Sous mode de conte aux traits de « Vieux Médée », Yves Guérette, professeur et titulaire de la Chaire de leadership en éducation de la foi à la Faculté de théologie et de sciences religieuses de l’Université Laval, a conclu la première journée par la présentation du regard qu’un responsable de la préparation au baptême, à la séquence pardon-eucharistie et à la confirmation, a déjà porté sur les demandeurs de sacrement et celui, contemplatif, qu’il porte désormais sur la beauté et le mystère de ces mêmes personnes. Désormais, il y voit la présence de l’Esprit et le Mystère pascal en action. Le lendemain, Yves est revenu à la barre pour présenter les résultats d’une enquête sur le besoin de faire autrement en catéchèse. Il a jeté de la lumière sur les facteurs humains et structurels qui soit sont source de résistances, soit favorisent la mise en œuvre de processus de changement et la capacité de mobiliser d’autres personnes autour de soi. Comme le prophète Ézéchiel qui se lève du cœur de l’exil, une rénovation est déjà en travail chez plusieurs intervenants (Éz 12) qui se fonde sur une profonde conversion.
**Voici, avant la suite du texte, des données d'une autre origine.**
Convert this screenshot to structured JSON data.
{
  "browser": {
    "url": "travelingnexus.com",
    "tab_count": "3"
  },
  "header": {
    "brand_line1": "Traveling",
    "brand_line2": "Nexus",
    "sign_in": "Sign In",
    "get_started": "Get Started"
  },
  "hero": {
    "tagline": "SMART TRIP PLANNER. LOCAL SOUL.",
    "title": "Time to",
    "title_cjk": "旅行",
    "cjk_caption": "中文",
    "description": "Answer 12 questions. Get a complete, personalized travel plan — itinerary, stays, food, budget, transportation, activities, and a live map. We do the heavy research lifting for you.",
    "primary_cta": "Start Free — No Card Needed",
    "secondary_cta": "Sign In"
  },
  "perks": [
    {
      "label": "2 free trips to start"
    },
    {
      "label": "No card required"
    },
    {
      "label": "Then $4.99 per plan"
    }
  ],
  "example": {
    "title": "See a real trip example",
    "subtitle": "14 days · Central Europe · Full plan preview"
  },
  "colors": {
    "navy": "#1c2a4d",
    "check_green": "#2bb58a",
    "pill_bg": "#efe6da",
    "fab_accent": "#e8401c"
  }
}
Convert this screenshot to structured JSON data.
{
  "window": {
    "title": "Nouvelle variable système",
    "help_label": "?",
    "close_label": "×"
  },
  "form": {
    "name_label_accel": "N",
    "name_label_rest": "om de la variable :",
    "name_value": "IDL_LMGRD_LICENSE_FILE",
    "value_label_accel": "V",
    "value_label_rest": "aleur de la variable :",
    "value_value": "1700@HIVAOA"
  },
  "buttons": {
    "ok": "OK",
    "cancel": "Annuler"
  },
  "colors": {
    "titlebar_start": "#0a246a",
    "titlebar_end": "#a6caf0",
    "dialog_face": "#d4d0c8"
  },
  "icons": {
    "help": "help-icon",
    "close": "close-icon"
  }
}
Un travail d’équipe amorcé en équipes

Les rencontres en ateliers auront permis à tous de s’exprimer, spécialement de reconnaître que nul ne sait trop où nous allons collectivement. Elles ont aussi facilité l’intégration des passages à réaliser. Dans un premier temps, chaque équipe devait rédiger un message discernant l’appel à s’engager dans le tournant missionnaire en formation à la vie chrétienne, et dans un second temps à identifier le passage à effectuer vers un nouveau modèle d’Église.

Finalement, des paroles d’évêque sont venues nourrir la réflexion afin que chacune et chacun reparte avec un élan intérieur à communiquer aux siens et un esprit de recherche qui ne s’arrête pas avec la fin du colloque. Mgr Alain Faubert (Montréal): notre enjeu en est un de vie et de mort puisque nous proposons la croix; aurons-nous une lecture ou vision communautaire et spirituelle de ce que Dieu veut ? Mgr Marc Pelchat (Québec): pas de formation sans relation et par celle-ci vient la transformation. Le Mystère pascal nous est présent en raison d’un trésor que nous avons de la difficulté à transmettre. Gardons confiance et humilité. Mgr André Gazaille (Nicolet): des attitudes à développer, comme accepter de se laisser déranger par l’Esprit Saint, pratiquer la contemplation de ce qui est beau et grand chez une personne, une famille ou un groupe, puis voir et aimer à la manière de Jésus. Mgr Lionel Gendron (Saint-Jean-Longueuil): pour un tournant, il suffit de bien manœuvrer. Or, notre appel à la conversion missionnaire vise plus: l’intime du cœur. D’ailleurs, la mission surgit du cœur de Dieu qui aime le monde. L’attitude de Vatican II qui nous guide baigne dans celle de Jésus avec les disciples d’Emmaüs.